The Estonian experience is a lesson for other countries that cyber war works

Australia needs to increase funding for and expand initiatives to protect critical infrastructure if it is to avoid a cyber war similar to the one that has struck Estonia for the past three weeks, according to a Deakin University professor.

The head of Deakin’s School of Information Systems, Professor Matthew Warren, says a recent cyber war in the northern European country proved to the perpetrators that the technology works.

In Estonia the cyber war took the form of coordinated mass requests for information and spam email which slowed down key websites so they did not function or crashed due to the attacks.

The attacks, which started around April 27, have crippled websites for Estonia’s prime minister, banks and less-trafficked sites run by small schools, says Hillar Aarelaid, chief security officer for Estonia’s Computer Emergency Response Team (CERT). But most of the affected websites have been able to restore service.

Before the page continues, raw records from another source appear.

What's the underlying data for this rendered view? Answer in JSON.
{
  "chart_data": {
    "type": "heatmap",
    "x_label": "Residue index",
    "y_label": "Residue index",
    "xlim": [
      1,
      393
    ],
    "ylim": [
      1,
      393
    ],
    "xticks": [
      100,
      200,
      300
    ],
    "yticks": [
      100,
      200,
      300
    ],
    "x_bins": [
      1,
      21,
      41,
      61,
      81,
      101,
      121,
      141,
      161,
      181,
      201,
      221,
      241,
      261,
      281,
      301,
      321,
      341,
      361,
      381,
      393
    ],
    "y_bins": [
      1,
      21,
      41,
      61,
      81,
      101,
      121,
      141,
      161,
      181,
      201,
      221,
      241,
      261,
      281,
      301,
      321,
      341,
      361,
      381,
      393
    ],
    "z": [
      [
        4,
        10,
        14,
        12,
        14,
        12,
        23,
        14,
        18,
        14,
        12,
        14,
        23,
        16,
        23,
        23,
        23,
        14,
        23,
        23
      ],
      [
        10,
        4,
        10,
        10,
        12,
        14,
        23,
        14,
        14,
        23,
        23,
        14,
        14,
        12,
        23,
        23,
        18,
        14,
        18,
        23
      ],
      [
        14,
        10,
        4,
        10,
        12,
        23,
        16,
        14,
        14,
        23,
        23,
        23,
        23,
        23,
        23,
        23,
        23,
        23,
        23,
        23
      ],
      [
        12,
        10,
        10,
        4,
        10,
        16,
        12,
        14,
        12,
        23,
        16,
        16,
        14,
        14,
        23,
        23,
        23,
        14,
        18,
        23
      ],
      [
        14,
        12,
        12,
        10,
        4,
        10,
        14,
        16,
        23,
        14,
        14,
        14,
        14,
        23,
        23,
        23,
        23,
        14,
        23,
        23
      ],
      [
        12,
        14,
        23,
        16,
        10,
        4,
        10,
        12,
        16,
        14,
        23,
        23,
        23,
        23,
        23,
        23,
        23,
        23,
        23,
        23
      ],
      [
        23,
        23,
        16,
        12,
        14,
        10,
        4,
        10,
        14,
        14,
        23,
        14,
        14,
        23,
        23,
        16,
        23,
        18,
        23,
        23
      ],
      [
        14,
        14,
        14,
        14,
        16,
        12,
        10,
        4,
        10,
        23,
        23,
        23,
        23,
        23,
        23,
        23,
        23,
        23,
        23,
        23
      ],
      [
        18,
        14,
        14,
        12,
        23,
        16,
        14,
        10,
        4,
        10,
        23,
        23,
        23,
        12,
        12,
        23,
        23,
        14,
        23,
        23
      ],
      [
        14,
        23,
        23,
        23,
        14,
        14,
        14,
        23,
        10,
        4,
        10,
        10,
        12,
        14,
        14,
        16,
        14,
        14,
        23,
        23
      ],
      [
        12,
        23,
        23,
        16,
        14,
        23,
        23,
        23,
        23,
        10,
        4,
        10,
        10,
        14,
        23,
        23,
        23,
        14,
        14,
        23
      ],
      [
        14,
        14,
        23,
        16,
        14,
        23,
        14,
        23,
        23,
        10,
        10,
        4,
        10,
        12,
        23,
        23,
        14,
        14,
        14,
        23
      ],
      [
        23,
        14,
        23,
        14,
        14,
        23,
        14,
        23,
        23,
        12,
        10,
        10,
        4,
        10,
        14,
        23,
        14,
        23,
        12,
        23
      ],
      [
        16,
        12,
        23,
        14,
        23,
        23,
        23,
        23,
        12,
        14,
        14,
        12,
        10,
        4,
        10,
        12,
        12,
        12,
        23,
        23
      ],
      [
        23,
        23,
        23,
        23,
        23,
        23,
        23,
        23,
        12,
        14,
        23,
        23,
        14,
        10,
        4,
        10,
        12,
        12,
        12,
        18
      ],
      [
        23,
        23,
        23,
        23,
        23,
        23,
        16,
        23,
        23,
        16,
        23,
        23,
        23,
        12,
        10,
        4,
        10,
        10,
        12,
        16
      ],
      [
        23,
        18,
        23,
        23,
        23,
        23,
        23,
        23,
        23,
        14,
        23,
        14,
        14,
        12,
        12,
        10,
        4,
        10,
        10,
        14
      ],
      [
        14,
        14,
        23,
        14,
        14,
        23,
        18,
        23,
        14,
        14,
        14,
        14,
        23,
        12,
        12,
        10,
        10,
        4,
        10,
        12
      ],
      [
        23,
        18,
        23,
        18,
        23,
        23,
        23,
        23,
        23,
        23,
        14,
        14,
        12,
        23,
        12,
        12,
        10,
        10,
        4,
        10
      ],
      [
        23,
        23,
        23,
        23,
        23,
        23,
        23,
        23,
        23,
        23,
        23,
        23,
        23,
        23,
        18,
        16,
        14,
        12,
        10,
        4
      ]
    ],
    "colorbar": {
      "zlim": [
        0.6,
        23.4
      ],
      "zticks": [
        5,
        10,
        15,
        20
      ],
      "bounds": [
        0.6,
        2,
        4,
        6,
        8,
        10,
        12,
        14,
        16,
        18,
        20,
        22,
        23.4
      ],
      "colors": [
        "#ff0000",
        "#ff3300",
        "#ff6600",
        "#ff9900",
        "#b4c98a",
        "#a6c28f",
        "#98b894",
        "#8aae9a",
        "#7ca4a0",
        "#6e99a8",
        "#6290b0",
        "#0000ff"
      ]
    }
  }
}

Aarelaid says analysts have found postings on websites indicating Russian hackers may be involved in the attacks. However, analysis of the malicious traffic shows that computers from the US, Canada, Brazil, Vietnam and others have been used in the attacks, he says.

Deakin’s Warren says this cyber war came out of a political disagreement about a Soviet war memorial the Estonian government wants to relocate and is the most severe to date with over a million computers used.

The Estonian government estimates the damage inflicted will cost tens of millions of euros.

“We are just seeing the start of a new trend in cyber warfare and Australia could be at risk,” Warren says. “We can expect to see an increase in cyber warfare attacks when political disagreements between countries occur.”

The problem with cyber warfare is that a country, sub-state group or individuals can be behind an attack, he says.

A denial of service attack involves commanding other computers to bombard a website with requests for data, causing the site to stop working. Hackers use “botnets” — or groups of computers they’ve infected with malicious software — to launch an attack.

“A worry for Australia is now that whenever Australia has a political disagreement with another country, the end result may be a cyber war against Australia’s online infrastructure,” Warren says.

“Australia urgently needs to prepare for this future risk by expanding current critical infrastructure protection initiatives and increasing funding. We definitely would not want Australia to be the victim of a cyber war like Estonia.”

Warren believes Australia has taken steps to prevent cyber attacks but still lacks a critical infrastructure protection unit. “There isn’t a single agency to coordinate a response,” he says. “There should be a new entity.” According to Warren, the Australian Labor party has proposed a department of homeland security to combat the risks all developed countries are facing.

Jeremy Kirk of the IDG News Service contributed to this story.